Sedangkan “learn” berorientasi pada penguasaan kompetensi agar murid siap hidup. Ujian bermakna dilakukan untuk memastikan sejauh mana kompetensi tercapai. Murid tidak hanya menghafal tapi menalar dan mandiri untuk mencapai tujuannya.
“Study” Tetap Perlu Dilakukan
Meski demikian, Bukik menegaskan jika tidak ada yang salah dengan “study”. Namun, “study” tidak seharusnya menjadi tujuan akhir dari pendidikan.
“Misalnya menalar, itu juga butuh kemampuan menghafal.

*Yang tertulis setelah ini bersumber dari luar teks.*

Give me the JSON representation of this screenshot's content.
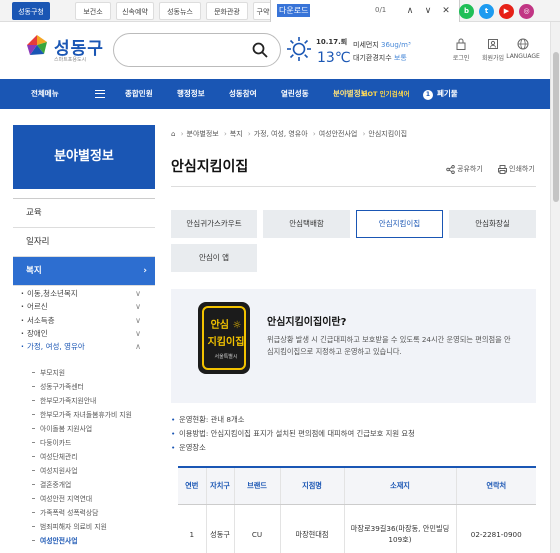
{
  "topbar": {
    "tabs": [
      "성동구청",
      "보건소",
      "신속예약",
      "성동뉴스",
      "문화관광",
      "구약"
    ],
    "find": {
      "query": "다운로드",
      "count": "0/1"
    },
    "sns": [
      {
        "name": "blog",
        "letter": "b",
        "color": "#1fbf57"
      },
      {
        "name": "twitter",
        "letter": "t",
        "color": "#1d9bf0"
      },
      {
        "name": "youtube",
        "letter": "▶",
        "color": "#e62117"
      },
      {
        "name": "instagram",
        "letter": "◎",
        "color": "#c13584"
      }
    ]
  },
  "header": {
    "logo": "성동구",
    "logo_sub": "스마트포용도시",
    "search_placeholder": "",
    "date": "10.17.퇴",
    "temp": "13℃",
    "dust1_label": "미세먼지",
    "dust1_value": "36ug/m³",
    "dust2_label": "대기환경지수",
    "dust2_value": "보통",
    "utils": [
      {
        "label": "로그인",
        "icon": "lock-icon"
      },
      {
        "label": "회원가입",
        "icon": "user-icon"
      },
      {
        "label": "LANGUAGE",
        "icon": "globe-icon"
      }
    ]
  },
  "nav": {
    "all_menu": "전체메뉴",
    "items": [
      "종합민원",
      "행정정보",
      "성동참여",
      "열린성동",
      "분야별정보"
    ],
    "hot_label": "HOT 인기검색어",
    "hot_num": "1",
    "hot_word": "폐기물"
  },
  "sidebar": {
    "title": "분야별정보",
    "items": [
      "교육",
      "일자리",
      "복지"
    ],
    "sub": [
      "이동,청소년복지",
      "어르신",
      "서소득층",
      "장애인",
      "가정, 여성, 영유아"
    ],
    "sub3": [
      "부모지원",
      "성동구가족센터",
      "한부모가족지원안내",
      "한부모가족 자녀돌봄휴가비 지원",
      "아이돌봄 지원사업",
      "다둥이카드",
      "여성단체관리",
      "여성지원사업",
      "결혼중개업",
      "여성안전 지역연대",
      "가족폭력 성폭력상담",
      "범죄피해자 의료비 지원",
      "여성안전사업"
    ]
  },
  "content": {
    "breadcrumb": [
      "분야별정보",
      "복지",
      "가정, 여성, 영유아",
      "여성안전사업",
      "안심지킴이집"
    ],
    "title": "안심지킴이집",
    "share": "공유하기",
    "print": "인쇄하기",
    "tabs": [
      "안심귀가스카우트",
      "안심택배함",
      "안심지킴이집",
      "안심화장실",
      "안심이 앱"
    ],
    "badge": {
      "line1": "안심 ☼",
      "line2": "지킴이집",
      "line3": "서울특별시"
    },
    "intro_title": "안심지킴이집이란?",
    "intro_desc": "위급상황 발생 시 긴급대피하고 보호받을 수 있도록 24시간 운영되는 편의점을 안심지킴이집으로 지정하고 운영하고 있습니다.",
    "bullets": [
      "운영현황: 관내 8개소",
      "이용방법: 안심지킴이집 표지가 설치된 편의점에 대피하여 긴급보호 지원 요청",
      "운영장소"
    ],
    "table": {
      "headers": [
        "연번",
        "자치구",
        "브랜드",
        "지점명",
        "소재지",
        "연락처"
      ],
      "rows": [
        [
          "1",
          "성동구",
          "CU",
          "마장현대점",
          "마장로39길36(마장동, 안민빌딩109호)",
          "02-2281-0900"
        ]
      ]
    }
  }
}
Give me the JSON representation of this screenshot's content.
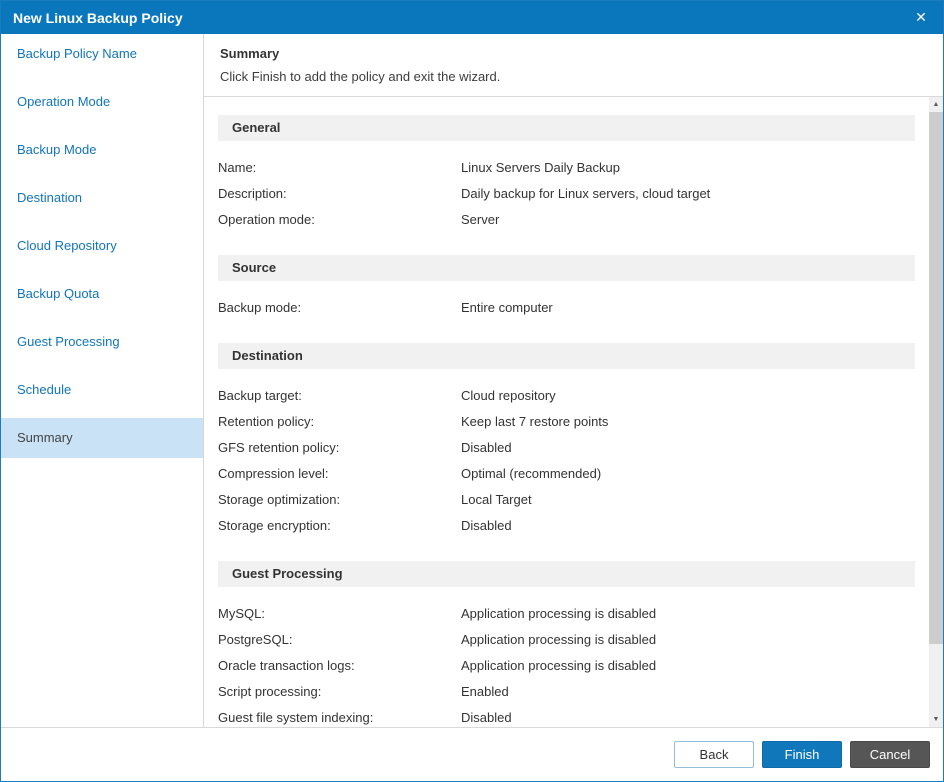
{
  "window": {
    "title": "New Linux Backup Policy"
  },
  "icons": {
    "close": "✕",
    "scroll_up": "▲",
    "scroll_down": "▼"
  },
  "colors": {
    "titlebar": "#0a77bd",
    "accent": "#1177bb",
    "active_item_bg": "#c9e2f5",
    "section_header_bg": "#f1f1f1",
    "cancel_bg": "#565656"
  },
  "sidebar": {
    "items": [
      {
        "label": "Backup Policy Name",
        "active": false
      },
      {
        "label": "Operation Mode",
        "active": false
      },
      {
        "label": "Backup Mode",
        "active": false
      },
      {
        "label": "Destination",
        "active": false
      },
      {
        "label": "Cloud Repository",
        "active": false
      },
      {
        "label": "Backup Quota",
        "active": false
      },
      {
        "label": "Guest Processing",
        "active": false
      },
      {
        "label": "Schedule",
        "active": false
      },
      {
        "label": "Summary",
        "active": true
      }
    ]
  },
  "header": {
    "title": "Summary",
    "subtitle": "Click Finish to add the policy and exit the wizard."
  },
  "sections": [
    {
      "title": "General",
      "rows": [
        {
          "label": "Name:",
          "value": "Linux Servers Daily Backup"
        },
        {
          "label": "Description:",
          "value": "Daily backup for Linux servers, cloud target"
        },
        {
          "label": "Operation mode:",
          "value": "Server"
        }
      ]
    },
    {
      "title": "Source",
      "rows": [
        {
          "label": "Backup mode:",
          "value": "Entire computer"
        }
      ]
    },
    {
      "title": "Destination",
      "rows": [
        {
          "label": "Backup target:",
          "value": "Cloud repository"
        },
        {
          "label": "Retention policy:",
          "value": "Keep last 7 restore points"
        },
        {
          "label": "GFS retention policy:",
          "value": "Disabled"
        },
        {
          "label": "Compression level:",
          "value": "Optimal (recommended)"
        },
        {
          "label": "Storage optimization:",
          "value": "Local Target"
        },
        {
          "label": "Storage encryption:",
          "value": "Disabled"
        }
      ]
    },
    {
      "title": "Guest Processing",
      "rows": [
        {
          "label": "MySQL:",
          "value": "Application processing is disabled"
        },
        {
          "label": "PostgreSQL:",
          "value": "Application processing is disabled"
        },
        {
          "label": "Oracle transaction logs:",
          "value": "Application processing is disabled"
        },
        {
          "label": "Script processing:",
          "value": "Enabled"
        },
        {
          "label": "Guest file system indexing:",
          "value": "Disabled"
        }
      ]
    }
  ],
  "footer": {
    "back_label": "Back",
    "finish_label": "Finish",
    "cancel_label": "Cancel"
  }
}
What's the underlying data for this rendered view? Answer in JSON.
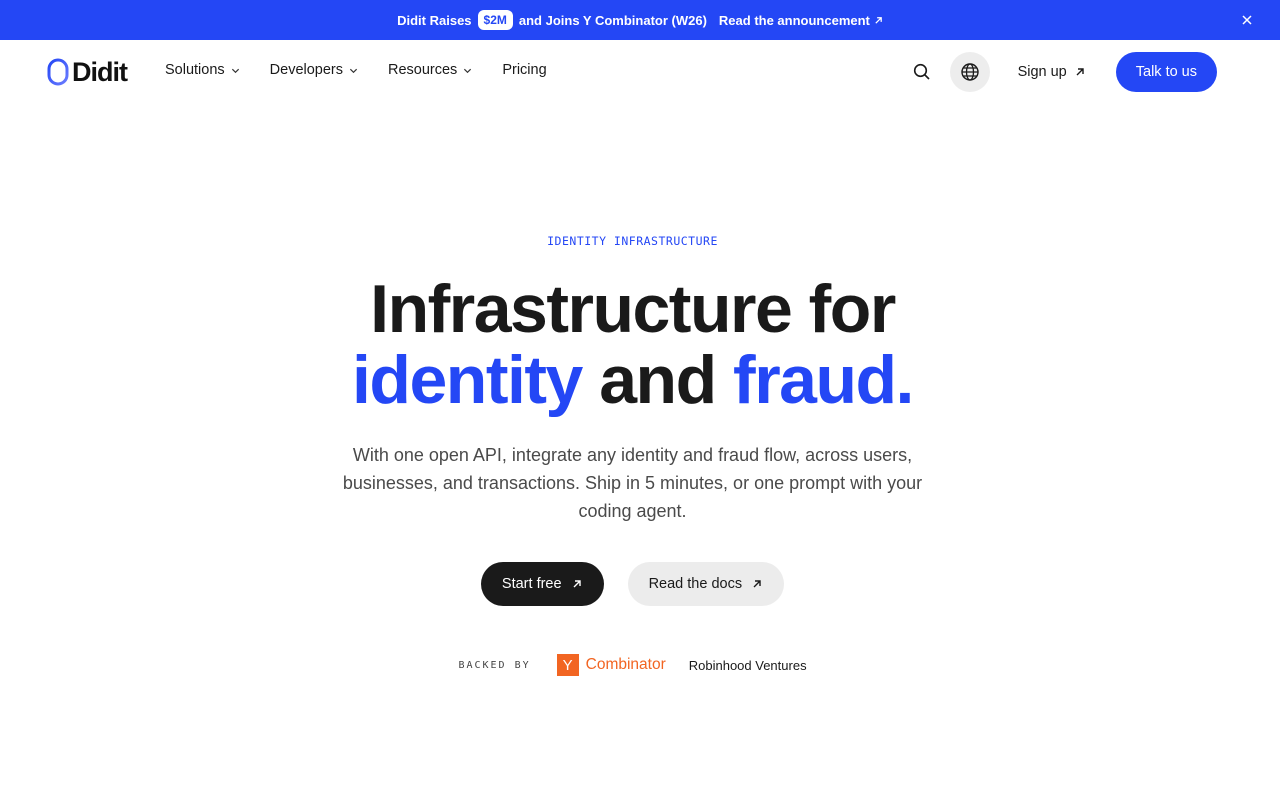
{
  "announcement": {
    "prefix": "Didit Raises",
    "badge": "$2M",
    "suffix": "and Joins Y Combinator (W26)",
    "link": "Read the announcement"
  },
  "nav": {
    "logo_text": "Didit",
    "menu": [
      {
        "label": "Solutions",
        "has_dropdown": true
      },
      {
        "label": "Developers",
        "has_dropdown": true
      },
      {
        "label": "Resources",
        "has_dropdown": true
      },
      {
        "label": "Pricing",
        "has_dropdown": false
      }
    ],
    "signup": "Sign up",
    "talk": "Talk to us"
  },
  "hero": {
    "eyebrow": "IDENTITY INFRASTRUCTURE",
    "headline_line1": "Infrastructure for",
    "headline_word_identity": "identity",
    "headline_and": "and",
    "headline_word_fraud": "fraud.",
    "subtitle": "With one open API, integrate any identity and fraud flow, across users, businesses, and transactions. Ship in 5 minutes, or one prompt with your coding agent.",
    "primary_cta": "Start free",
    "secondary_cta": "Read the docs"
  },
  "backed": {
    "label": "BACKED BY",
    "yc_letter": "Y",
    "yc_name": "Combinator",
    "other": "Robinhood Ventures"
  },
  "colors": {
    "accent": "#2447f5",
    "dark": "#1a1a1a",
    "yc_orange": "#f26522"
  },
  "icons": [
    "arrow-up-right-icon",
    "close-icon",
    "chevron-down-icon",
    "search-icon",
    "globe-icon",
    "didit-logo-icon"
  ]
}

Tapi jika hanya cukup menghafal, berarti murid kita berhenti pada kemampuan low-order thinking. Padahal dari bayi, manusia belajarnya high-order thinking, menganalisis sekitarnya. Kapasitas otak anak lebih dari low,” terangnya.
“Kalau tujuan akhirnya adalah “study”, maka yang dibutuhkan bukan sekolah tapi bimbel. Deep learning adalah upaya mengembalikan peran guru dan sekolah pada khittah atau esensinya,” tutup Bukik. (*)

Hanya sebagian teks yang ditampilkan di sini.